Vinyl Review: Tiny Tim — Tiny Tim’s America

News / Reviews / July 15, 2016

A rare look behind the curtain of an American icon

Ship to Shore Phono Co

Tiny Tim’s America gets some serious points for being one of the strangest records I’ve had the privilege of reviewing. From the opening psychedelic swirls, to the over-the-top song introductions, this collection is a kaleidoscope of early American music, accented by Tim’s unmistakable falsetto and jarring, unsettled vibrato vocal style. While listening, it’s important to keep in mind it’s not just an act; Tim was sincere in his art, a feeling that translates effortlessly into the grooves of this exhaustive collection.

The first thing to note is that Tim’s biggest hit, “Tiptoe Through The Tulips,” is not included in this collection. The tracks on this album all started as rehearsal recordings from 1974, completed in 2016 by Eddie Rabin (Tim’s cousin) and producer Richard Barone. On “So What’s the Use,” it’s hard to tell where Tim’s recording stops and the Rabin recording begins, a massive feat to pull off considering the age of the original tapes.

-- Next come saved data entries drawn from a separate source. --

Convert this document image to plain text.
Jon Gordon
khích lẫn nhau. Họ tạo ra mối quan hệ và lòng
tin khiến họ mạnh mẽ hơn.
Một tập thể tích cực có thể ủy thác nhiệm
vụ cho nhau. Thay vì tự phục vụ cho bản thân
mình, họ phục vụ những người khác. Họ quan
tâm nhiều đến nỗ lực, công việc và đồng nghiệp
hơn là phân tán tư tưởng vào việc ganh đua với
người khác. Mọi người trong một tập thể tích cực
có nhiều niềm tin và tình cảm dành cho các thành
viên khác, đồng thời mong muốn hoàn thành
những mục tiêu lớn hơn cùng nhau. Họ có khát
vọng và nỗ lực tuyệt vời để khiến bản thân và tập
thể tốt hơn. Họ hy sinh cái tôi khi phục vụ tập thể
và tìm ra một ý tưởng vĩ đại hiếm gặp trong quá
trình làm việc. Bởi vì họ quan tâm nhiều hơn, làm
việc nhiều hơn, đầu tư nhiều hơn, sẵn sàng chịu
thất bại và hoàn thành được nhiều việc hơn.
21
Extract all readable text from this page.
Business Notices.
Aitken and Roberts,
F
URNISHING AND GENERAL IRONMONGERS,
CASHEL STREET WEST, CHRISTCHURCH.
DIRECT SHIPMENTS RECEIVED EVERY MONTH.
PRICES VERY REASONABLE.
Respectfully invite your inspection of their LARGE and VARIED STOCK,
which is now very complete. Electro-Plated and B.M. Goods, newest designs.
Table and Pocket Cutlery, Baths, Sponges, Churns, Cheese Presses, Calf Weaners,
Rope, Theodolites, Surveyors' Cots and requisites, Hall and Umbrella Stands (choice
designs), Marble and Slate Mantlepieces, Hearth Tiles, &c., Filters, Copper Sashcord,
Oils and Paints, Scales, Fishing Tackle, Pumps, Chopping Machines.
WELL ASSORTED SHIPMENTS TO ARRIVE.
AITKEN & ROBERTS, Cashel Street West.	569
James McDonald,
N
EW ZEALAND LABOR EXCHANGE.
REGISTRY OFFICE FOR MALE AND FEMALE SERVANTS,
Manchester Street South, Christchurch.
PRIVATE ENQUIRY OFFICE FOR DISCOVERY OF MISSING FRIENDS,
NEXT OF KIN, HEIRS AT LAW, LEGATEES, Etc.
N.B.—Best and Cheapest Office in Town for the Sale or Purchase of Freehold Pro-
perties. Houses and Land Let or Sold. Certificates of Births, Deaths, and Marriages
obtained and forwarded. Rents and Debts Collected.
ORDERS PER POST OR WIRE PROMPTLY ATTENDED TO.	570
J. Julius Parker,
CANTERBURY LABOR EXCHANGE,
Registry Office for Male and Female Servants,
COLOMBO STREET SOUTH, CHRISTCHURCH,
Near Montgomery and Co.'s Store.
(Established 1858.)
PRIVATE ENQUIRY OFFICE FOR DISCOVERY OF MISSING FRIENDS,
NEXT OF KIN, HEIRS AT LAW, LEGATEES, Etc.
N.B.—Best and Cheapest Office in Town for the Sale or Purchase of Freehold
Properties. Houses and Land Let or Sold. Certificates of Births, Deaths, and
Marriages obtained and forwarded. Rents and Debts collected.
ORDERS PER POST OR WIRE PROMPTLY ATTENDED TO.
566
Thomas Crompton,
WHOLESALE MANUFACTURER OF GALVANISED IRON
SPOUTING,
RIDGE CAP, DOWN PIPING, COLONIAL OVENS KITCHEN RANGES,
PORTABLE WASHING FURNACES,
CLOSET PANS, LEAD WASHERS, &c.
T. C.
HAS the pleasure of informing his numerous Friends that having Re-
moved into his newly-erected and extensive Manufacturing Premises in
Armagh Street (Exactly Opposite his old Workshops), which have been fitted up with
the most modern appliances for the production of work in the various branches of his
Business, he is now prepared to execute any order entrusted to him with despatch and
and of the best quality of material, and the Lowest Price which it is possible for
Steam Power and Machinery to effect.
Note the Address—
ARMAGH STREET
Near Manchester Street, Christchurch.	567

I found that half the charm in listening was trying to pick apart what was in the original, with the new parts having the same saturation and EQ.

A song like “That Railroad Rag” is a little less freeform from most here, allowing the added instrumentation to play around a bit. “Are You Sincere” has an incredible organ and piano accompaniment, adding layers of depth to an otherwise simple track. Rabin deserves a lot of credit for this, taking the time to add a proper waltz time to Tim’s somewhat sporadic rhythms. “Under the Matzo Tree” is, in my mind, the most bizarre and unsettling track on the record. The added violin doesn’t really help, it just confuses the melody even more — it’s a batshit track on every level.

So, what to make of it all? Honestly, I still don’t know. Tiny Tim is an American icon for multiple reasons, the most important being he made it OK to be a weirdo and own it. His sincerity guided him to stardom—and was possibly his undoing—but through it all, he always stayed true to his initial vision; to show the world that being obsessed with something outside of the norm was not only fine, it was necessary to exist. God bless Tiny Tim.

Packaging

True in Ship to Shore fashion, this release has all the bells and whistles. From the glossy sleeve, to the professional download card, everything has a real aura of class to it. Included is an extensive booklet filled with pictures from the project, as well as handwritten notes from Tim’s diary. The record is a creamy white color with streaks and splashes of pink and red. Ship to Shore have put together a very attractive release.

Sound Quality

The sound quality is, as you would expect, a bit rough at times. The source material they were working with wasn’t the best so it’s more so a “do what you can” situation. What the listener should really try to pick up on is the effortless mix between modern instrumentation and the original tapes. In that regard, this release is a real gem. The vinyl itself was free of any clicks and pops.

Extras

A download card was included, printed on nice, glossy card stock. I really enjoy when companies include the album art on the card; it adds legitimacy to the release and shows they care.

Make Sure to Spin

“The Railroad Rag,” “Are You Sincere” and “So What’s The Use.”

“Tiny Tim’s America” is available on standard black or “red, white and blue” vinyl at Ship to Shore Phono Co.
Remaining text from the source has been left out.